FIG. 6 shows a second example of the sampling digitizer according to the present invention.
It is a block diagram showing an embodiment.

[Explanation of symbols]

 11: Sampling head 12: Clock generator 13: Digitizer 22: Thinning circuit 23: Multiplexer 100: IC tester main body 200: Test head

Claims (7)

[Claims] 1. A clock generating means for generating a clock signal at a predetermined sampling rate, and a high-speed repetitive signal inputted is sampled by a clock signal supplied from the clock generating means and converted into a low-speed data signal.
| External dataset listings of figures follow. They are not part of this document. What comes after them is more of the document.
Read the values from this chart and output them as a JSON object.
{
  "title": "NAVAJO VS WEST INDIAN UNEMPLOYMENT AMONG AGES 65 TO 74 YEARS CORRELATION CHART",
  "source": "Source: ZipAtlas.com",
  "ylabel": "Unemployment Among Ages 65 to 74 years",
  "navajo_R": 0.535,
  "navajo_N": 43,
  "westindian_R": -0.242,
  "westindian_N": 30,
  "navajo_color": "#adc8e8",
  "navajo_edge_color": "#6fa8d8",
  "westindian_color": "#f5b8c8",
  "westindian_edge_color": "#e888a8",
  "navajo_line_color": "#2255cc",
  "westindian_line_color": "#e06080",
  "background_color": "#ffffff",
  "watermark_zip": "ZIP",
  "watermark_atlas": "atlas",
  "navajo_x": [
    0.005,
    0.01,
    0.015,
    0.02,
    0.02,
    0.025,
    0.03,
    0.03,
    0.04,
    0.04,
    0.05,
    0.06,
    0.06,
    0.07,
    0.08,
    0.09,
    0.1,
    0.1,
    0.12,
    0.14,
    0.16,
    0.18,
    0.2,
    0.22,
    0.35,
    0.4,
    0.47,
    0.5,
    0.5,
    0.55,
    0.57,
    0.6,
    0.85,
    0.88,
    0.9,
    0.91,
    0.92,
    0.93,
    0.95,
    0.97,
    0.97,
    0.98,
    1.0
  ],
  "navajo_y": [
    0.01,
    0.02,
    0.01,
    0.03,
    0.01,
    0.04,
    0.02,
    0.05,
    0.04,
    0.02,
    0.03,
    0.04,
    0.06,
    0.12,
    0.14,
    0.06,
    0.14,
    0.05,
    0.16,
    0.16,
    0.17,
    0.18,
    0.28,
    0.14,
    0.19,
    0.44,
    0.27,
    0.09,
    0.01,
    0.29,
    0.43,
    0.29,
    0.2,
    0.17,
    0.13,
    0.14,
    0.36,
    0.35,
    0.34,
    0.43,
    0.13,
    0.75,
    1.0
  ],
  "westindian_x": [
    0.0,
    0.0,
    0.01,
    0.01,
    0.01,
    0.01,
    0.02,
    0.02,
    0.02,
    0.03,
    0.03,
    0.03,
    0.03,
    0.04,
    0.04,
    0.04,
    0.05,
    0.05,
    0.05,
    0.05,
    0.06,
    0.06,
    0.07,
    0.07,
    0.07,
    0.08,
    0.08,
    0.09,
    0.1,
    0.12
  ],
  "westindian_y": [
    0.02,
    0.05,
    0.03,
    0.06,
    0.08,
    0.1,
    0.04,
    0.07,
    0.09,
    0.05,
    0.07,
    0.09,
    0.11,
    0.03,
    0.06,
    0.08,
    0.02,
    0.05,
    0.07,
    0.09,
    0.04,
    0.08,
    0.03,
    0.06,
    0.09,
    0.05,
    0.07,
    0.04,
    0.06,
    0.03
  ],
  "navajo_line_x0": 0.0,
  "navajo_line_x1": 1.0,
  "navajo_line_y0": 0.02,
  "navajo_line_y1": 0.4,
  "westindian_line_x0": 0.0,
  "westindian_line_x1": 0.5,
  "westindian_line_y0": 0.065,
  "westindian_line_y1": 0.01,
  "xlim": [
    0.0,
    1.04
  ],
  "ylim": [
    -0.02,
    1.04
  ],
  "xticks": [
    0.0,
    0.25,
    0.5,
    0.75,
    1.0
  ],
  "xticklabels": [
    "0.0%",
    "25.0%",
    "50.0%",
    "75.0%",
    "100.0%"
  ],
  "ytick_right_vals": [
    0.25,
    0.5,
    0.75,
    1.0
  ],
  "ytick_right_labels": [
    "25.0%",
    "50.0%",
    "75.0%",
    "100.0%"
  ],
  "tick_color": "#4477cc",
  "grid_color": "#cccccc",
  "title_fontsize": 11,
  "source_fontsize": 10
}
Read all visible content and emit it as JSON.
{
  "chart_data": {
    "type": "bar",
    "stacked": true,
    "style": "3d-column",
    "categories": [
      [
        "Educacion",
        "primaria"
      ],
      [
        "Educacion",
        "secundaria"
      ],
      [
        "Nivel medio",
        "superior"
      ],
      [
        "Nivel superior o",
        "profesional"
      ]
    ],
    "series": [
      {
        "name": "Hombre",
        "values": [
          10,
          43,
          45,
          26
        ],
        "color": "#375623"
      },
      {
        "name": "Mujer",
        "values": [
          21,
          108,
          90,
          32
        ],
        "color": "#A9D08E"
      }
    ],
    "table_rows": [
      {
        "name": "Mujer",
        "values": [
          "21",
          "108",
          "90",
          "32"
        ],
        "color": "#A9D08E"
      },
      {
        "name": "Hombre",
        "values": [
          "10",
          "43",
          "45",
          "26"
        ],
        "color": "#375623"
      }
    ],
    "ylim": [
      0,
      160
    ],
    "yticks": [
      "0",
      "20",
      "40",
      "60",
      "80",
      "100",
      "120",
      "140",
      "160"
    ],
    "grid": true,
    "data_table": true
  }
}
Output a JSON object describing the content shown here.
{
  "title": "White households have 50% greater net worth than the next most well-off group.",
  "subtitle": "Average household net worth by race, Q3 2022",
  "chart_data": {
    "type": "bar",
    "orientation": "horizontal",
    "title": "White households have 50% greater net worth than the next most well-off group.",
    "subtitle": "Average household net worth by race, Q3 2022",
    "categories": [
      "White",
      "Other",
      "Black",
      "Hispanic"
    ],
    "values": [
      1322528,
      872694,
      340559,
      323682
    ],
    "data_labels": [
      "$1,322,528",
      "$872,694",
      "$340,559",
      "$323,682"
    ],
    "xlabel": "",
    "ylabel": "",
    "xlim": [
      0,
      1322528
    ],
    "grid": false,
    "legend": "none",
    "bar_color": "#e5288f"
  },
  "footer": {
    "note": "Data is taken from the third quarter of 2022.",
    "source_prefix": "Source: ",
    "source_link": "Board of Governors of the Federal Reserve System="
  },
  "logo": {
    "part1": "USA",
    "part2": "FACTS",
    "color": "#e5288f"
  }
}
A sampling unit, a signal waveform observation, measurement, or analysis device to which a low-speed data signal output from the sampling unit is supplied; and a clock signal supply path from the clock generation unit to the signal waveform observation, measurement, or analysis device. A sampling digitizer which is inserted and selectively thins out a clock signal applied to the signal waveform observation, measurement or analysis device. 2. A plurality of signal waveform observation, measurement or analysis devices, and a multiplexer for selectively supplying a low-speed data signal output from the sampling unit to the plurality of signal waveform observation, measurement or analysis devices. The sampling digitizer according to claim 1, further comprising: 3. The one multiplexer that supplies the low-speed data signal from among the plurality of signal waveform observation, measurement or analysis devices according to a decimation number set in the decimation means. The sampling digitizer according to claim 2, wherein an observation, measurement or analysis device is selected. 4. A decimation number set in the decimation means is m, and a sampling rate of the clock signal for sampling the high-speed repetitive signal is T1.
The sampling digitizer according to claim 1, wherein the low-speed data signal is read into the signal waveform observation, measurement, or analysis device at a sampling rate of (m + 1) × T1. 5. The sampling digitizer according to claim 1, wherein the signal waveform observation, measurement or analysis device is constituted by an oscilloscope. 6. A semiconductor which applies a test pattern signal to a semiconductor integrated circuit under test, logically compares response signals read out from the semiconductor integrated circuit under test, and judges pass / fail of the semiconductor integrated circuit under test based on the comparison result. An integrated circuit test apparatus, comprising: the sampling digitizer according to any one of claims 1 to 3. 7. The semiconductor integrated circuit test apparatus according to claim 6, wherein said sampling digitizer is mounted on a pin card housed in a test head of the semiconductor integrated circuit test apparatus.